Opinion: Congress must address climate, ocean acid to keep strong fisheries

Commercial fishermen and their charter boat counterparts frequently find themselves on opposing sides of the table on a range of issues related to access and management of Alaska’s valuable fisheries resources.

As representatives of charter and commercial fishing organizations, we can attest that quarrels between our user groups are older than statehood. Indeed, we often express opposing views in public forums.

But on one issue we are in complete agreement: ocean acidification poses an imminent threat to our fisheries and our livelihoods. Here’s why.

Studies show organisms that produce calcium carbonate skeletons and shells, such as shellfish, mollusks and the plants that cement coral reefs, as well as microscopic plankton at the base of the ocean food chain, will face increasing difficulty making shell material as the oceans turn more acidic. If it gets bad enough, shells could literally dissolve.

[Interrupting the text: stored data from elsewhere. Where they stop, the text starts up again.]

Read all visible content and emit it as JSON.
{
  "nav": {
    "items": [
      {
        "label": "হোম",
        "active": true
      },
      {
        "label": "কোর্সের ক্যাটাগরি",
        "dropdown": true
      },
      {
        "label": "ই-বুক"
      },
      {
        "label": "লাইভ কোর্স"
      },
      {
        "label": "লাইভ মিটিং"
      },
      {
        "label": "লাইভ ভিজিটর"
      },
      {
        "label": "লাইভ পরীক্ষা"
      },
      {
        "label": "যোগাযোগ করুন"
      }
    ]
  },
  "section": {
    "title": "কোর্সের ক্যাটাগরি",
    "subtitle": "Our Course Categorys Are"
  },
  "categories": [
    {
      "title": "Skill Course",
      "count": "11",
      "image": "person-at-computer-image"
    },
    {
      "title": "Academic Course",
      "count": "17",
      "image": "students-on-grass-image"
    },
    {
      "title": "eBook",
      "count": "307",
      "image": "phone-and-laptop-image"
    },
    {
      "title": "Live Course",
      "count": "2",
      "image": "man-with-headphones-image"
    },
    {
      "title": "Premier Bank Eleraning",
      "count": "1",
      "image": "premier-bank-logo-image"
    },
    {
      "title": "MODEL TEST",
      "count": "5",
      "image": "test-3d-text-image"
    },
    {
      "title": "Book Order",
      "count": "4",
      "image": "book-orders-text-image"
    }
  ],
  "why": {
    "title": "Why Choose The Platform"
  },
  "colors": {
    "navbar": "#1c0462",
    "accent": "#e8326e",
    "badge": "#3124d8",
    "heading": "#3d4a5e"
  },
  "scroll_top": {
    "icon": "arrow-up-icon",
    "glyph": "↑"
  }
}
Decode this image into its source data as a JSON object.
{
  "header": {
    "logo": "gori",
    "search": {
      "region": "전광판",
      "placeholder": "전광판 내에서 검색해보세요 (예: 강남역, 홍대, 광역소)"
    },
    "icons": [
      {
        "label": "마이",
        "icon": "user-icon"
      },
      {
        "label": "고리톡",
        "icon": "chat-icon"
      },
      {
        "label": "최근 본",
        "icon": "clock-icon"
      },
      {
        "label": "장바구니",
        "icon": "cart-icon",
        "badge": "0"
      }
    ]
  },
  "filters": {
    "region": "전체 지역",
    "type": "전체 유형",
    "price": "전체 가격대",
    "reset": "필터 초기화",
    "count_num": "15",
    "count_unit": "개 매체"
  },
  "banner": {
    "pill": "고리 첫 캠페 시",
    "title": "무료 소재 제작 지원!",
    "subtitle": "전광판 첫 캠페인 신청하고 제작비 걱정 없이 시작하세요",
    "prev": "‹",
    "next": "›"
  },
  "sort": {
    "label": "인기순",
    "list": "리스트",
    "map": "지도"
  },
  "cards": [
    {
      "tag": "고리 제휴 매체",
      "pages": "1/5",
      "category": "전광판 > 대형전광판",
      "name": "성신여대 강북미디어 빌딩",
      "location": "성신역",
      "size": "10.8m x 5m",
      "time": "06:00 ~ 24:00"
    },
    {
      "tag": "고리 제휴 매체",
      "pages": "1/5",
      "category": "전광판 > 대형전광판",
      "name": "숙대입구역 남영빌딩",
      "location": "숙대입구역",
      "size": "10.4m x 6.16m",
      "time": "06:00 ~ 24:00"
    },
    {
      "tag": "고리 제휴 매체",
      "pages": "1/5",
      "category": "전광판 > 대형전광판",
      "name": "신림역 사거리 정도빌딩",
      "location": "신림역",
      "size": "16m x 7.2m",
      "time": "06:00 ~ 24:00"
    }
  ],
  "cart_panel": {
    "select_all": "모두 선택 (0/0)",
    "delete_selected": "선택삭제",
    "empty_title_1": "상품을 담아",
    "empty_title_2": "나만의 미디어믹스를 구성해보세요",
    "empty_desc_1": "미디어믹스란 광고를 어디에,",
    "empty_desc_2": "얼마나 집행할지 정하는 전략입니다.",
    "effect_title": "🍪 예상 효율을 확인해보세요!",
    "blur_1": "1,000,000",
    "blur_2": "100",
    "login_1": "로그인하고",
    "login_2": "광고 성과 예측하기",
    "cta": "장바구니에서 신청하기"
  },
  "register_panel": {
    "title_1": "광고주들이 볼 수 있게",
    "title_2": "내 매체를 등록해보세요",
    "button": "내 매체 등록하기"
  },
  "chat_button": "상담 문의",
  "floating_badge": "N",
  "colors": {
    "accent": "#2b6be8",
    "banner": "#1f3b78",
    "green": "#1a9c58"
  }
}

According to Jeremy Mathis, an ocean scientist at the University of Alaska Fairbanks and an expert on ocean acidification, one of the first casualties of ocean acidification will likely be the pteropod, a planktonic snail that makes up more than half the food supply for Alaska pink salmon, whose adult harvest weights will plummet if the pteropod population declines.

Food-chain disruptions will affect all kinds of salmon, crab, mollusks and the other species including halibut — our bread and butter — which all contribute to Alaska’s vital fisheries economy.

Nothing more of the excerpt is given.